Wie lange braucht man, um 60 Prozent der Bevölkerung zu impfen? So viel brauche man für eine Herdenimmunität, heißt es ja. Kann es vielleicht doch schneller gehen als bis zum Jahr 2022?
MERTENS Jeder kann rechnen: Wenn man täglich, also fünf Tage oder sechs Tage in der Woche, 150.000 bis 200.000 Menschen impfen kann – Impfstoffverfügbarkeit und Impfbereitschaft vorausgesetzt –, dann kann jeder ausrechnen, wie lange es dauern kann. Dann braucht man zum Beispiel 100 Tage, um 15 Millionen Menschen zu impfen. Also kann die Impfung der gesamten Bevölkerung 2021 dann noch nicht abgeschlossen werden.
Wer sollte zuerst geimpft werden – Alte oder Junge, Risikogruppen oder Superspreader?
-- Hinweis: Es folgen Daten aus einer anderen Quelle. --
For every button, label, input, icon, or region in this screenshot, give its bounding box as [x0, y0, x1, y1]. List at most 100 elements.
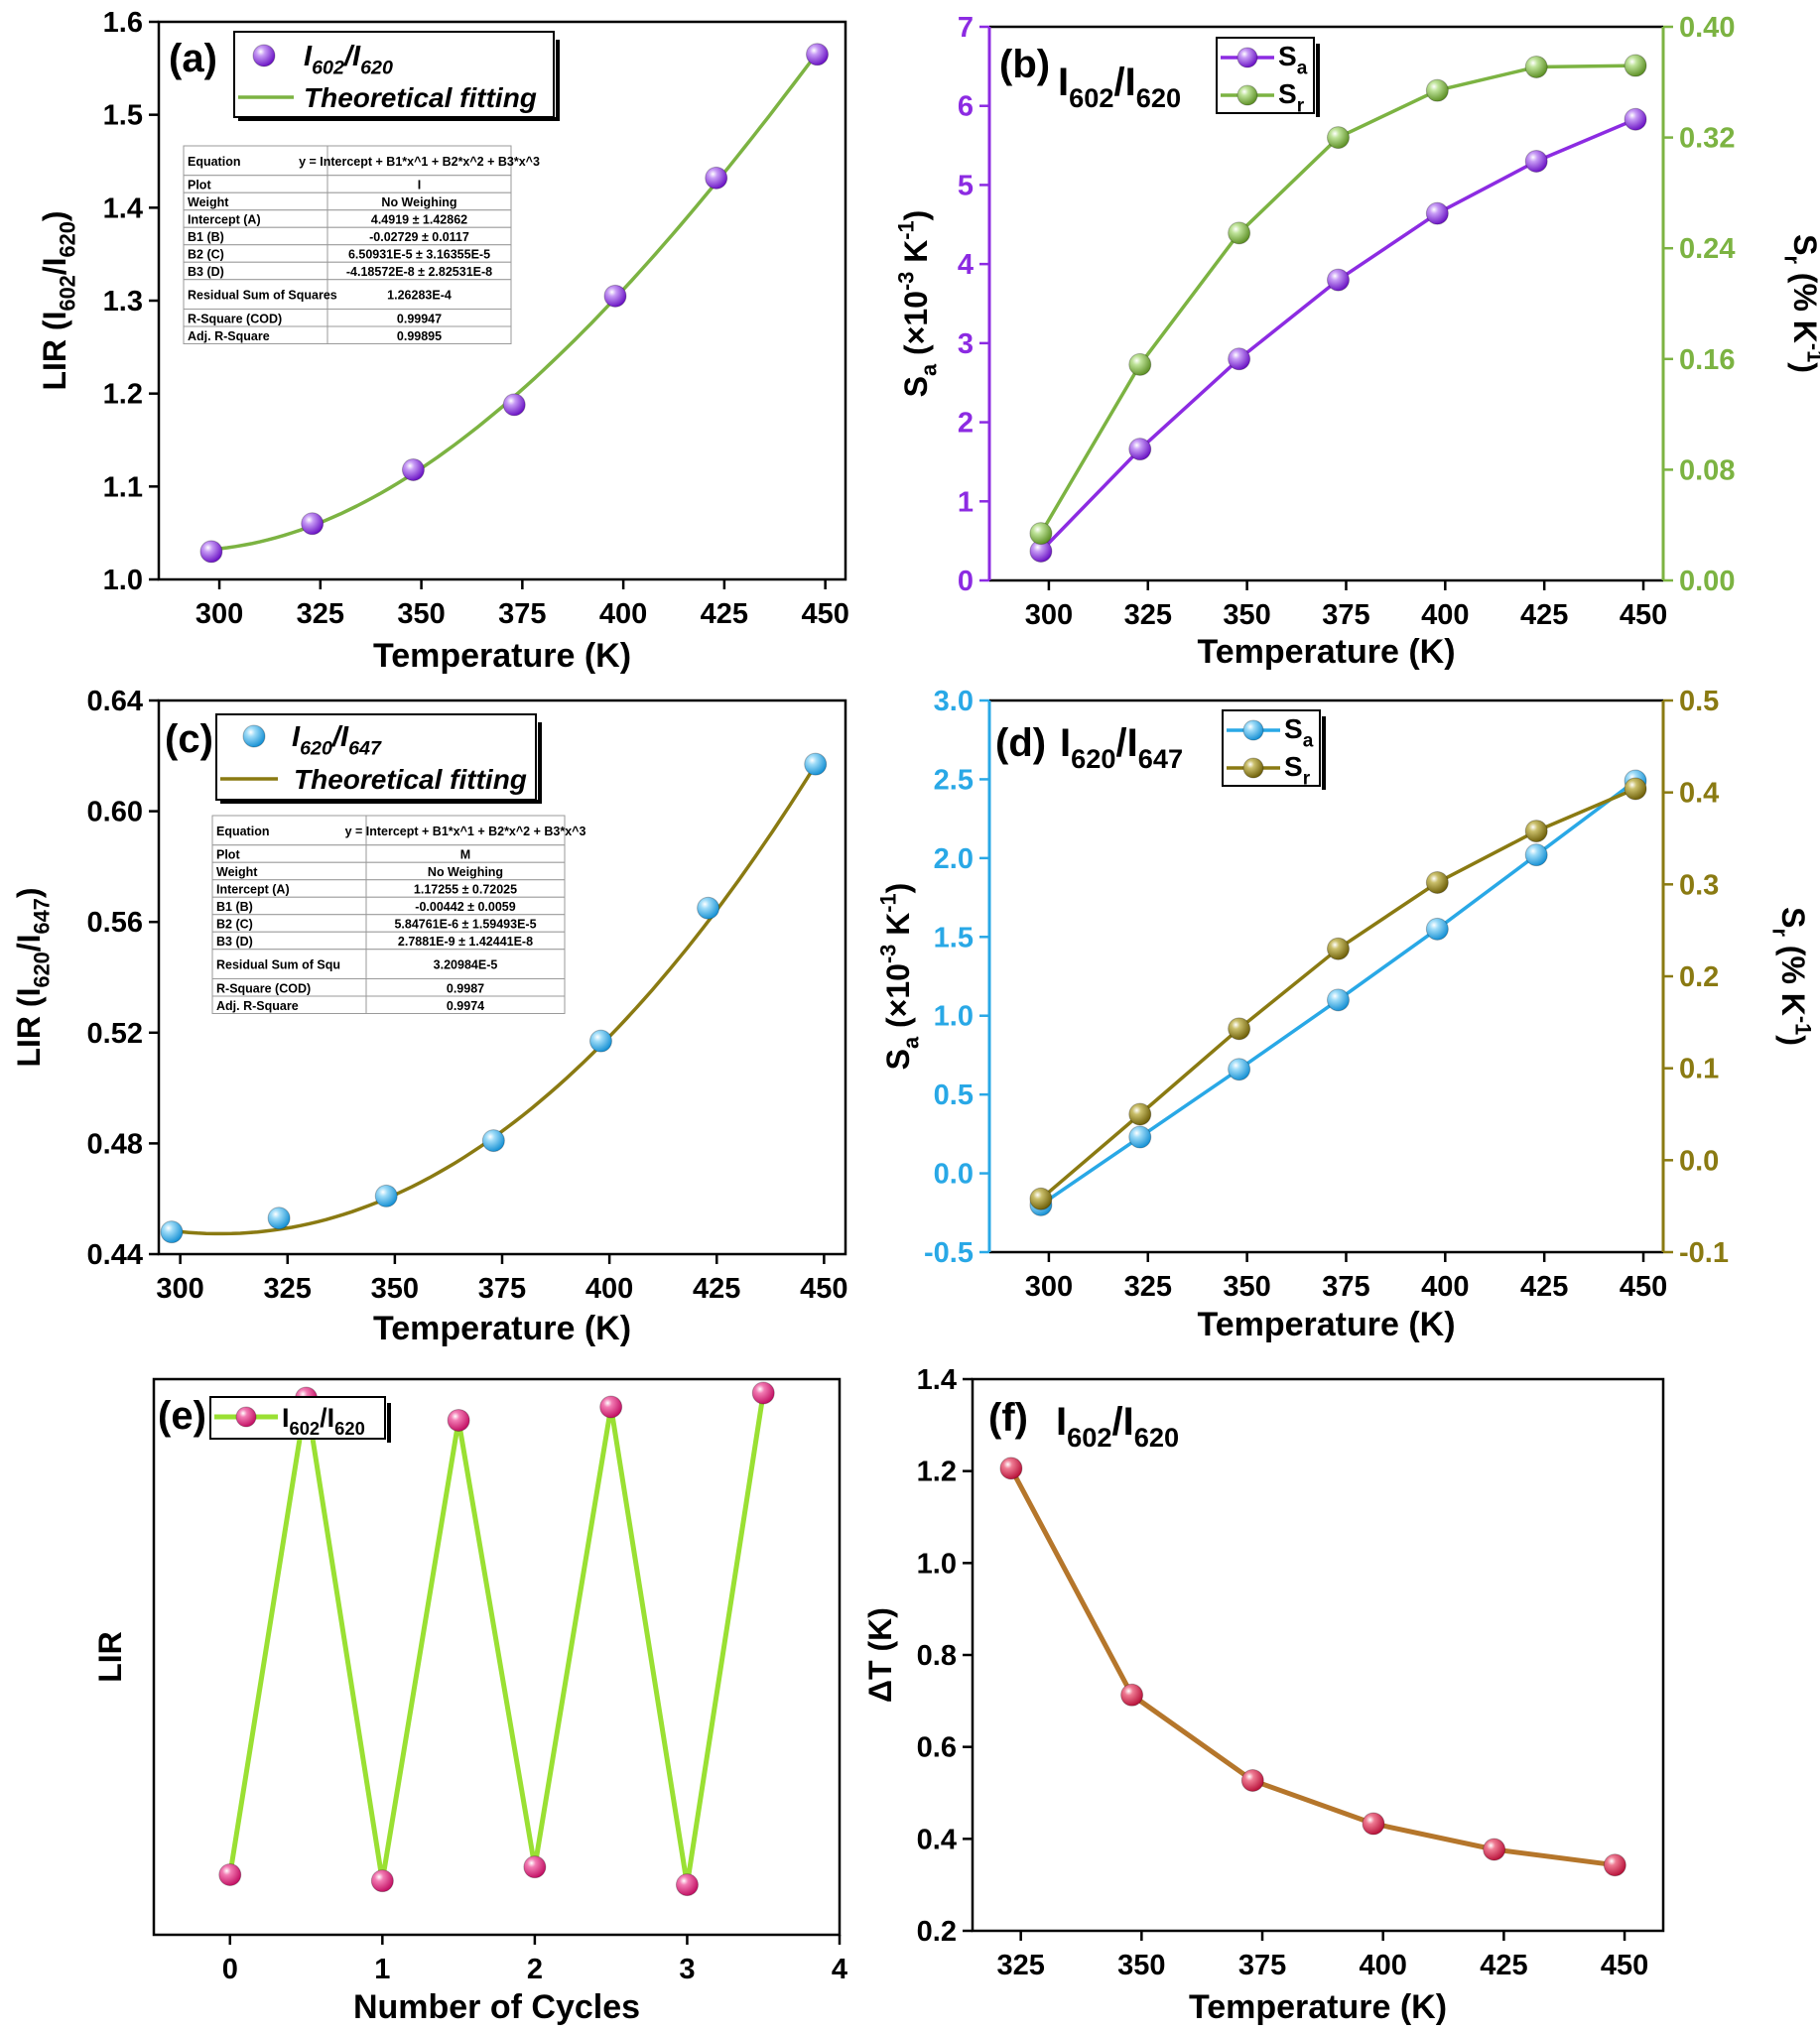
text-part: ): [1775, 1035, 1811, 1046]
text-part: S: [1278, 41, 1297, 71]
text-part: S: [1787, 234, 1820, 255]
text-part: 602: [312, 58, 344, 79]
x-tick-label: 400: [599, 598, 647, 630]
data-point: [523, 1855, 547, 1879]
data-point: [1524, 55, 1548, 78]
table-key: B3 (D): [188, 265, 224, 279]
panel-label: (e): [158, 1394, 206, 1438]
text-part: 647: [348, 738, 382, 760]
table-key: Intercept (A): [188, 213, 261, 227]
data-point: [697, 896, 720, 920]
data-point: [374, 1184, 398, 1207]
data-point: [588, 1029, 612, 1053]
table-key: B1 (B): [188, 230, 224, 244]
y2-tick-label: 0.0: [1679, 1145, 1719, 1177]
x-tick-label: 375: [498, 598, 546, 630]
table-key: Plot: [188, 179, 211, 192]
x-tick-label: 1: [374, 1954, 390, 1985]
text-part: 602: [1069, 82, 1113, 113]
x-tick-label: 425: [1520, 1271, 1568, 1303]
table-value: y = Intercept + B1*x^1 + B2*x^2 + B3*x^3: [345, 825, 586, 838]
data-point: [999, 1457, 1023, 1480]
text-part: I: [292, 721, 301, 753]
text-part: 602: [1067, 1422, 1111, 1453]
table-cell: [365, 949, 566, 979]
data-point: [481, 1129, 505, 1153]
text-part: I: [1058, 61, 1069, 104]
legend-shadow: [1322, 716, 1326, 790]
data-point: [1228, 1058, 1251, 1081]
x-tick-label: 425: [693, 1273, 740, 1305]
y-tick-label: 0.4: [917, 1824, 957, 1855]
text-part: 620: [30, 952, 55, 987]
text-part: -1: [1802, 343, 1820, 362]
data-point: [1128, 1102, 1152, 1126]
y-tick-label: 0.60: [87, 797, 143, 828]
legend-text: Sr: [1278, 78, 1305, 116]
text-part: -1: [1790, 1016, 1815, 1035]
table-key: Equation: [188, 155, 240, 169]
table-key: R-Square (COD): [216, 981, 311, 995]
x-axis-label: Temperature (K): [1189, 1988, 1447, 2026]
x-tick-label: 325: [1124, 1271, 1172, 1303]
y-tick-label: 0.44: [87, 1239, 143, 1271]
data-point: [1228, 221, 1251, 245]
text-part: ): [11, 887, 47, 898]
legend-marker: [1236, 47, 1258, 68]
data-point: [1425, 78, 1449, 102]
y2-tick-label: 0.16: [1679, 344, 1735, 376]
x-axis-label: Temperature (K): [373, 1310, 631, 1347]
table-key: B3 (D): [216, 935, 253, 949]
x-tick-label: 350: [1223, 1271, 1270, 1303]
y-tick-label: 1.4: [917, 1364, 957, 1396]
data-point: [1624, 777, 1647, 801]
text-part: ): [37, 210, 72, 221]
y-tick-label: 1: [958, 486, 974, 518]
panel-c: 300 325 350 375 400 425 450 0.44 0.48 0.52 0.56 0.6…: [11, 686, 848, 1347]
table-cell: [365, 995, 566, 1014]
table-key: R-Square (COD): [188, 312, 282, 325]
data-point: [301, 512, 325, 536]
text-part: S: [1278, 78, 1297, 109]
legend-box: [1222, 709, 1321, 787]
x-tick-label: 400: [1421, 1271, 1469, 1303]
table-value: No Weighing: [381, 195, 456, 209]
text-part: ): [1787, 362, 1820, 373]
text-part: 647: [30, 898, 55, 934]
x-tick-label: 350: [397, 598, 445, 630]
y-tick-label: 1.0: [934, 1001, 974, 1033]
table-cell: [211, 949, 367, 979]
data-point: [1425, 917, 1449, 941]
x-tick-label: 325: [297, 598, 344, 630]
y-tick-label: 0.64: [87, 686, 143, 717]
text-part: K: [880, 913, 916, 945]
table-key: Residual Sum of Squares: [188, 289, 337, 303]
text-part: K: [898, 240, 934, 272]
y-tick-label: 1.0: [103, 565, 143, 596]
legend-text: Sa: [1278, 41, 1308, 78]
table-value: I: [418, 179, 421, 192]
series-line: [1008, 1466, 1616, 1868]
fit-table: Equation y = Intercept + B1*x^1 + B2*x^2 …: [211, 815, 586, 1014]
data-point: [370, 1869, 394, 1893]
data-point: [1326, 126, 1350, 150]
data-point: [1029, 522, 1053, 546]
text-part: 620: [360, 58, 393, 79]
text-part: 620: [334, 1418, 365, 1439]
data-point: [1524, 843, 1548, 867]
data-point: [1362, 1812, 1385, 1836]
text-part: -3: [894, 272, 919, 291]
legend-marker: [252, 44, 276, 67]
text-part: r: [1779, 255, 1804, 264]
x-tick-label: 375: [1238, 1950, 1286, 1981]
text-part: r: [1303, 768, 1311, 789]
data-point: [1425, 201, 1449, 225]
data-point: [806, 43, 830, 66]
text-part: 620: [1134, 1422, 1179, 1453]
x-tick-label: 450: [1620, 599, 1667, 631]
text-part: LIR (I: [37, 312, 72, 391]
y-tick-label: 1.2: [917, 1457, 957, 1488]
y-tick-label: 7: [958, 12, 974, 44]
data-point: [705, 166, 728, 190]
x-tick-label: 450: [1601, 1950, 1648, 1981]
MERTENS Alte Menschen zuerst, das ist für den Individualschutz ethisch notwendig und dient auch der Entlastung der Krankenhäuser. Auch Pflegende und Menschen mit beruflich bedingt hohem Infektionsrisiko sollte man zuerst impfen. Damit hofft man auch die Viruseinschleppung in Risikogruppen zu verhindern. Wer ein Superspreader wird, das wissen wir vorher ja nicht. Anschließend kann man sonstige Risikogruppen nach quantitativem Risiko impfen.
Nun melden sich bereits die Berufsgruppen zu Wort, die alle systemrelevant sind. Wer kommt von denen zuerst an die Reihe und wer entscheidet?
MERTENS Das wird nach Risiko und Relevanz entschieden, das nennt man Solidarität.
Es gibt hartnäckige Impfgegner in der Bevölkerung. Ist eine Impfpflicht trotzdem dauerhaft ausgeschlossen?
MERTENS Ja, bislang wurde nicht darüber diskutiert. In ihrem gemeinsamen Papier haben die Ständige Impfkommission, der Ethikrat und die Leopoldina eine allgemeine Impfpflicht ausgeschlossen. Eine selbstbestimmte Impfentscheidung erfordert aber eine kontinuierliche, transparente Information und Aufklärung der Bevölkerung zur Wirksamkeit der Impfung und zu ihren Risiken. Um mögliche Impfrisiken frühzeitig zu erkennen und zu minimieren, muss eine zeitnahe bundesweite Erfassung aller Impfungen und eine Bewertung von unerwünschten Ereignissen erfolgen.